On 9/7/12 12:19 PM, kharp...@oreillyauto.com wrote:
> Chris:
>> Assembling the sessions into a Collection is likely to be very
>> fast, since it's just copying references around: the size of the
>> individual sessions should not matter. Of course, pushing all
>> those bytes to the other servers...
> 
>> Perhaps Tomcat does something like serialize the session to a
>> big binary structure and then sends that (which sounds insane --
>> streaming binary data is how that should be done -- but I haven't
>> checked to code to be sure).
> 
> It appears that tomcat is serializing all the data into a singular 
> structure, rather than a collection of references.

:(

> Watching VisualVM plot heap  usage during replication, it nearly
> doubles (in my test env, this was the only thing running so that
> makes sense).

That certainly sound like Tomcat is chewing-through a lot of heap
space. Without understanding the implementation, I can't comment on
whether or not that is really necessary, but I have to imagine that a
streaming-serialization (or at least buffered, where one session is
serialized at a time and then streamed) would be superior.

> If you're sure Tomcat is only making references, then I'd propose
> there is a problem with the JVM dereferencing the collection
> elements and double-counting the memory used.

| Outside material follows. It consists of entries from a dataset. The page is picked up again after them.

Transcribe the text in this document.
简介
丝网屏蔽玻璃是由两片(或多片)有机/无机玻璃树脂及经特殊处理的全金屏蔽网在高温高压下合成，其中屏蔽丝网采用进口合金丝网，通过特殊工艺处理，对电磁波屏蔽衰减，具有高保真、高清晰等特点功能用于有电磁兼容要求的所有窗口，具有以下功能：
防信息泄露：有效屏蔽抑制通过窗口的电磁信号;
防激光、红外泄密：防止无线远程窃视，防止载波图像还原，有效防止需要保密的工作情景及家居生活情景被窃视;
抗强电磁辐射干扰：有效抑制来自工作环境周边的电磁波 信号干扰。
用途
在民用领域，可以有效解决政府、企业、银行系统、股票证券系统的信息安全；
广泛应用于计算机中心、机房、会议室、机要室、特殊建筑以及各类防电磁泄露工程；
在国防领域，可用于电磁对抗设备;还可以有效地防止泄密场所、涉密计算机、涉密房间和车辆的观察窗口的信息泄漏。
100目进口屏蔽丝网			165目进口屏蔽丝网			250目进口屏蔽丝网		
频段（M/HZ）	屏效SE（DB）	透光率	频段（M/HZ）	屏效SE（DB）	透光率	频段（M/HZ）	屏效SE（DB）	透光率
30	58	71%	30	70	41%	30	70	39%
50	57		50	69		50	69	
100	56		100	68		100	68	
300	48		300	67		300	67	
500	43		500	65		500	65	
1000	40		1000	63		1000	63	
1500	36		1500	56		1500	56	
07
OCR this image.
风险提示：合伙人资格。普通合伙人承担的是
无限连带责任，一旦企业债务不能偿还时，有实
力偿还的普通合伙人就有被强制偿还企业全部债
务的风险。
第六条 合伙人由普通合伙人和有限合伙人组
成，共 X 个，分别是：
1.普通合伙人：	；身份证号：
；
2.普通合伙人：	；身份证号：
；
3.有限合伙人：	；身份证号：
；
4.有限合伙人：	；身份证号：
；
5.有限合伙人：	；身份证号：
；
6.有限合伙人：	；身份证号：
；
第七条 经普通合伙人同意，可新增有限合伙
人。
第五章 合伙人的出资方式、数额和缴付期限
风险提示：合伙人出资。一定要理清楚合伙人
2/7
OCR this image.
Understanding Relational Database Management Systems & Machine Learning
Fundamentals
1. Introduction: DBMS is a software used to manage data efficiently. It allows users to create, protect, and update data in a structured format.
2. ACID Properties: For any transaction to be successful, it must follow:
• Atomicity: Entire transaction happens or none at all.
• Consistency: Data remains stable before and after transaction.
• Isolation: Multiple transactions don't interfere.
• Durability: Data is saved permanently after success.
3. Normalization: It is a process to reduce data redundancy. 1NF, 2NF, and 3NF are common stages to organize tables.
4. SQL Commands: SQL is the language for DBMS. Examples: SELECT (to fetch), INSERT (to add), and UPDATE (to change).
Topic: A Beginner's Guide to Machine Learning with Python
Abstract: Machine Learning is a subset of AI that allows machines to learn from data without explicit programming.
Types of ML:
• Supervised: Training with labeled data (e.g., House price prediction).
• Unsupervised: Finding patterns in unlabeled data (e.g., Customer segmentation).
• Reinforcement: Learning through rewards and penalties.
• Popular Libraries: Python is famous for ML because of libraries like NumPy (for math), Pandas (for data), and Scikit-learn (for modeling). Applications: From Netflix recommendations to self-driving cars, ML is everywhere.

It's very unlikely that the JVM is making that kind of mistake. Also,
I haven't looked at a single line of Tomcat's session-distribution
code so I'm not in a position to make accurate assertions about its
implementation.

> Either way, it's enough to make the JVM report a doubling of heap
> usage and a raise to the heap allocation.  As soon as replication
> is done, heap use goes back to normal.  I've attached a screenshot
> to the zip file.

Sounds like your analysis is reasonable. I'll look at your data and
make further comments.

In the meantime, I've heard over the years one particular thing from
people I feel know what they are talking about: don't use HttpSession.

It's not that the servlet spec's session-management isn't useful, it's
that it is very hard to make it scale properly when using most
container-managed clustering implementations. First, it almost always
uses Java Serialization which is not terribly efficient. Second, it is
very coarse-grained: you replicate the entire session or the whole
thing fails (unless you use some vendor-specific tricks like Rainer's
suggestion of suppressing certain attributes). If you have a lot of
data in the session that doesn't *need* to be replicated (like caches,
etc.) then you might be wasting a lot of time.

So, what to use instead? Memcached comes up often as a similar
solution to the problem of clustered temporary data storage. Why
memcached instead of HttpSession clustering? I think about half of the
answer is that when you have to manually push your own data to a
remote cache (instead of allowing the container to handle the
details), you tend to get very frugal with the amount of data you end
up pushing.

We don't use distributed sessions on our product even though (almost)
everything in the session is serializable. Even so, I've thought of
writing a wrapper for certain objects (like caches) that we store in
the session that never need to be replicated (at least not in their
complete forms). I haven't done it because, well, we don't need it.
Stick-sessions with failover is good enough for us, and we don't have
to saturate our network with session-replication chatter.